What Are Bitcoin Forks? — HKToken Wallet Cources
Bitcoin forks are splits that happen in the transaction chain based on different user opinions about transaction history. These splits create new versions of Bitcoin currency, and they are a natural result of the structure of the blockchain system, which operates without a central authority.
These forks allow for different buying opportunities for the cryptocurrency. There are many different forks that serve different purposes, and some have maintained value better than others. Learn more about Bitcoin forks and what they mean for investors.
What Are Bitcoin Forks?
The concept of forks and the technology involved is extremely complex, but the easiest way to think about a Bitcoin fork is that it introduces a new set of rules for Bitcoin to follow.

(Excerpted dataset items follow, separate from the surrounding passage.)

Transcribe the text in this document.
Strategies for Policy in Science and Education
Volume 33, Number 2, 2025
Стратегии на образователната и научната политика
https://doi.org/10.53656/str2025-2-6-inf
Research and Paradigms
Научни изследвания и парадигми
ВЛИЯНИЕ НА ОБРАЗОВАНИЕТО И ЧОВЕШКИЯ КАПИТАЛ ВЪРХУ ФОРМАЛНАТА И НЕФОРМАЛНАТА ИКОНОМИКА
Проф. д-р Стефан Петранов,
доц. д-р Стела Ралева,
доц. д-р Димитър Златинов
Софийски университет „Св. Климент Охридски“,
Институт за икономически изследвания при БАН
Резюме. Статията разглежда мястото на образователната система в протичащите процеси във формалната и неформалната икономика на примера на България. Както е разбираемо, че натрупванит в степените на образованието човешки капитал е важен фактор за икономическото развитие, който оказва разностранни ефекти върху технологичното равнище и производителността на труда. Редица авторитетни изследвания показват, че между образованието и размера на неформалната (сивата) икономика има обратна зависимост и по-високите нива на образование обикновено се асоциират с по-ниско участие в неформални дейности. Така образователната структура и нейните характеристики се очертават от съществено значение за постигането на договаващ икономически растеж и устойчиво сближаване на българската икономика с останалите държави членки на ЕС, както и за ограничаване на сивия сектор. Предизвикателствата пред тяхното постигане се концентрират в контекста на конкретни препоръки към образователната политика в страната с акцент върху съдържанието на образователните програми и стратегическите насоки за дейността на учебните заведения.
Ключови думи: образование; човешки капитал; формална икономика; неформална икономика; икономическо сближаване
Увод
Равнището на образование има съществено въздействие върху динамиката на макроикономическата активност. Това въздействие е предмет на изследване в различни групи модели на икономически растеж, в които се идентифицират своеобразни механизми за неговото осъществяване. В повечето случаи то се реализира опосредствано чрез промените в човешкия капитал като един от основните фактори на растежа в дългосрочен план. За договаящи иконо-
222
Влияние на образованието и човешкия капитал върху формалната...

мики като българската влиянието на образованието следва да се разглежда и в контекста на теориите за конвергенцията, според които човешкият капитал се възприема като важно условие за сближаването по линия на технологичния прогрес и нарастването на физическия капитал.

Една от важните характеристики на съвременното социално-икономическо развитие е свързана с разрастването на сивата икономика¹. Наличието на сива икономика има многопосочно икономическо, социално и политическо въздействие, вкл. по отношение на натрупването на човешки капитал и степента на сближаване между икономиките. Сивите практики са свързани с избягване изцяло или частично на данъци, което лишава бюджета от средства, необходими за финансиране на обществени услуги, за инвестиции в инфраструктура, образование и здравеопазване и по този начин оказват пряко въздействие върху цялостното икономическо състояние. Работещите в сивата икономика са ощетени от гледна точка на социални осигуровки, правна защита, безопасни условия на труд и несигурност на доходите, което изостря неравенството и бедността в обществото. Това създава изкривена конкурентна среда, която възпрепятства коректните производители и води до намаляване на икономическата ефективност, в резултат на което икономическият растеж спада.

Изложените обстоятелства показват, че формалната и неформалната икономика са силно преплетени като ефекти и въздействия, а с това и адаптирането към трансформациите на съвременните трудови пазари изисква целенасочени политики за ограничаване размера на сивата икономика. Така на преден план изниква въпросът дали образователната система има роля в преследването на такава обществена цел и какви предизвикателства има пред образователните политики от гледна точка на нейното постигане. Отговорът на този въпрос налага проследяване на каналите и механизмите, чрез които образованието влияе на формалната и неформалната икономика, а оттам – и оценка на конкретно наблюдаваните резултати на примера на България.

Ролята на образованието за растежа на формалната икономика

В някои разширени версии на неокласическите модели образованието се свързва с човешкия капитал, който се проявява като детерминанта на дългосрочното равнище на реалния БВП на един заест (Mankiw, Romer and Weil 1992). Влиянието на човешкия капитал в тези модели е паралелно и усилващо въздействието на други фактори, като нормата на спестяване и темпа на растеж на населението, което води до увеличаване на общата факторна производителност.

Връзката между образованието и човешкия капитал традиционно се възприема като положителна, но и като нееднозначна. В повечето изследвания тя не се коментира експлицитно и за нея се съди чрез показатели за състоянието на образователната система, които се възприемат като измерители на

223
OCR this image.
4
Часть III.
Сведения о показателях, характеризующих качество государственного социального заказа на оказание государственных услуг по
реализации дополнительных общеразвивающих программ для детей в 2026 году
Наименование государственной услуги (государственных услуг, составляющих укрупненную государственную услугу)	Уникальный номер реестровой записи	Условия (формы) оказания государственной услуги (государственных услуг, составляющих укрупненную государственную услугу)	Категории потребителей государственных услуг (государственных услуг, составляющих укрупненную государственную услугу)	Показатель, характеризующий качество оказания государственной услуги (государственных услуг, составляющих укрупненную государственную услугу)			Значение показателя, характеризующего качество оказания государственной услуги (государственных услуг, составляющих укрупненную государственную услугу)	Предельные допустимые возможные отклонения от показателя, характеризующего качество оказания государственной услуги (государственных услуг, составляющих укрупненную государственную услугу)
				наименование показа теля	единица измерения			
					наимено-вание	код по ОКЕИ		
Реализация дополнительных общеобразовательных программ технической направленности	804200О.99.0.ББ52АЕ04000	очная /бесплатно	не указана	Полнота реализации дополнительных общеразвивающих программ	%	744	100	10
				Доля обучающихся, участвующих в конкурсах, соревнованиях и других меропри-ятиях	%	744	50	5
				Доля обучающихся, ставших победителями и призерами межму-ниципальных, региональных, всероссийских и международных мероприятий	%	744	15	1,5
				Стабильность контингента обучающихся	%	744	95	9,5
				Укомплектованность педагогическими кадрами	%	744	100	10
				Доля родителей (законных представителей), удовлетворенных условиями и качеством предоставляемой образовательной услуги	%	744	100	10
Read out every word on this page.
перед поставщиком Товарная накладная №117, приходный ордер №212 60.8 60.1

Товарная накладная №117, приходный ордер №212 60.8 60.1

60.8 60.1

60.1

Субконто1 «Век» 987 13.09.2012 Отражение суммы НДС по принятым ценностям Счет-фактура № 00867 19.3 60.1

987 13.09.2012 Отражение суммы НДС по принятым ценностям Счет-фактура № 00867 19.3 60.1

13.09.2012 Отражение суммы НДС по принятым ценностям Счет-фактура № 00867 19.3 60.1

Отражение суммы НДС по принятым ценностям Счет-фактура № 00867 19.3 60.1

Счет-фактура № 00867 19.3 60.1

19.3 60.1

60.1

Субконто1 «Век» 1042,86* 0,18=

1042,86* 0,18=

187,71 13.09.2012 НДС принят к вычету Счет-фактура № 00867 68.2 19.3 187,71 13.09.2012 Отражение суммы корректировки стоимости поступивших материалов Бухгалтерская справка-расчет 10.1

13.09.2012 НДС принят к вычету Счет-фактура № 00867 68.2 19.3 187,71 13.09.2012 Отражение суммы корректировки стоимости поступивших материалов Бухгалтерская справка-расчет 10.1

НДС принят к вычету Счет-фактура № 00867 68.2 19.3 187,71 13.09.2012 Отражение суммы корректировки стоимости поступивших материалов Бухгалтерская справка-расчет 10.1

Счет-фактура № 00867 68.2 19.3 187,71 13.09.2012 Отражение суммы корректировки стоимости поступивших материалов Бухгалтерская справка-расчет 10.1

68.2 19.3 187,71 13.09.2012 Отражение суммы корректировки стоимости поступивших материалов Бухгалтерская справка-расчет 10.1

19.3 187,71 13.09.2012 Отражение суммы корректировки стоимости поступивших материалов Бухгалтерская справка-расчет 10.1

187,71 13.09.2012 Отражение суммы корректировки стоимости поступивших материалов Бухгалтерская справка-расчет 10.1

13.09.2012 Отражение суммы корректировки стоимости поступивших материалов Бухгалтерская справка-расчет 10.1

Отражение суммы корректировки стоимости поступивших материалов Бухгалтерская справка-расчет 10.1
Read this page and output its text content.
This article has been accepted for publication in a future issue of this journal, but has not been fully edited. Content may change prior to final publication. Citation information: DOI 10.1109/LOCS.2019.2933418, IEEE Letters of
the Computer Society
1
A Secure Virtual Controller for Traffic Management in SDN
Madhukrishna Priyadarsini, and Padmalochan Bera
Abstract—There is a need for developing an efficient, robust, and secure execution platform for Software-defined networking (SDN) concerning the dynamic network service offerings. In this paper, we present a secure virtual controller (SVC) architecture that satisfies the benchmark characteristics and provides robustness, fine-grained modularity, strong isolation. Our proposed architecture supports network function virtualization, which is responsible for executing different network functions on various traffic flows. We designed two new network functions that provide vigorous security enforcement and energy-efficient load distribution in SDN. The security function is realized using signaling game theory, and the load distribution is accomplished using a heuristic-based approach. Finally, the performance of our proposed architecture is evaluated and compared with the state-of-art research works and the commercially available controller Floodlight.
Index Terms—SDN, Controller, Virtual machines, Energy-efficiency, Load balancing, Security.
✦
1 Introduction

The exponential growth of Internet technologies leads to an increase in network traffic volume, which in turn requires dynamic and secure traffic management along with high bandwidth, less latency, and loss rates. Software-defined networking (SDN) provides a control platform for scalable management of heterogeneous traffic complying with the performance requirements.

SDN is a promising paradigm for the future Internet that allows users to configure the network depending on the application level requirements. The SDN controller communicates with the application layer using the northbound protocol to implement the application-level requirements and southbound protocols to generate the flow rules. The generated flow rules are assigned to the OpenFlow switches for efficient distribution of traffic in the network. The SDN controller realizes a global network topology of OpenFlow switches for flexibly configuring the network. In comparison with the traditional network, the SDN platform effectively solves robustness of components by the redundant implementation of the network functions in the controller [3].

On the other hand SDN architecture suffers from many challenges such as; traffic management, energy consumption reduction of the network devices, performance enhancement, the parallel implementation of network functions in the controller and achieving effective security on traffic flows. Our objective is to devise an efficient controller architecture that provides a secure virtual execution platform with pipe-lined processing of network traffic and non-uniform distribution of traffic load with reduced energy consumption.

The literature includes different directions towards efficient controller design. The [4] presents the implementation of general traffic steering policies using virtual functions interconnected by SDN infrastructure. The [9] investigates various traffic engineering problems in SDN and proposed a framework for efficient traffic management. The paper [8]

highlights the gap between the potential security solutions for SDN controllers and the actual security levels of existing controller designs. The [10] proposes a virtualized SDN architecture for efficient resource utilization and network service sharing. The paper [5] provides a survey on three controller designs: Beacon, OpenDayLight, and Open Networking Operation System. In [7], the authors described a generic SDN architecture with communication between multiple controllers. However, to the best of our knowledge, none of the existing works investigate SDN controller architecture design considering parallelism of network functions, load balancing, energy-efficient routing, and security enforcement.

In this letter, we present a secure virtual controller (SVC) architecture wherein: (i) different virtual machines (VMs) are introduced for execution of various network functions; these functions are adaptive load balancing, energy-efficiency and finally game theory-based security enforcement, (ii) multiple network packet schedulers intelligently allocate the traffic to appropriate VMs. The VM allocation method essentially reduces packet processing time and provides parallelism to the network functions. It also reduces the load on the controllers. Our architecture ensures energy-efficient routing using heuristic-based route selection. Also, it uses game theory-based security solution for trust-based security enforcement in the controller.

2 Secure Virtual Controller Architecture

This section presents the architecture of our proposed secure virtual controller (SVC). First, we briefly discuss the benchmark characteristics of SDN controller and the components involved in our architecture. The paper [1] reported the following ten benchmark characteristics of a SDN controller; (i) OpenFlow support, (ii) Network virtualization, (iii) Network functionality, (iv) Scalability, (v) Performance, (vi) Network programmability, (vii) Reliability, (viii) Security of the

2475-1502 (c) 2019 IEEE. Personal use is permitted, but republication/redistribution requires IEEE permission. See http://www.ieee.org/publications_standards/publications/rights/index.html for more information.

Because a new rule is introduced, the users mining that particular Bitcoin blockchain can choose to follow one set of rules or another, similar to a fork in the road.
Fundamentally, these forks arise out of different perspectives on transaction history. This can happen due to delays in the system. As Bitcoin became more and more popular, the blockchain technology it was built on slowed down. This resulted in the entire system becoming unreliable and the transaction fees getting more expensive.
Because of this slowdown, Bitcoin needed to create a solution that would scale as more users bought and sold the product. That’s where the forks came in.
Forks allow for a different development structure and experimentation within the Bitcoin platform, without compromising the original product. The original Bitcoin was developed on 1-megabyte blocks, which was limiting as the cryptocurrency scaled and became more popular. These forks can be developed on larger blocks, and they result in a brand new currency.
How Bitcoin Forks Work
There are two types of Bitcoin forks — soft forks and hard forks.
A soft fork is a change to the Bitcoin protocol, rather than changing the end product. The big difference between a soft fork and a hard fork is that a soft fork is backward-compatible.
This means that the new protocol will be recognized by old nodes within the system. It also means that there is not a new product being launched.
Hard forks are new versions of Bitcoin that are completely split from the original version. There are no transactions or communications between the two types of Bitcoin after a hard fork. They are separate from each other and the change is permanent.
You can think of forks like organizational splits, with one part of a company moving in one direction and another part of the company moving in another direction. That’s exactly what happened with Bitcoin, Bitcoin Cash, and Bitcoin Gold.
These are all separate cryptocurrencies within the Bitcoin family and all operate independently with different rules. They are all still cryptocurrencies but are not the same as the original Bitcoin.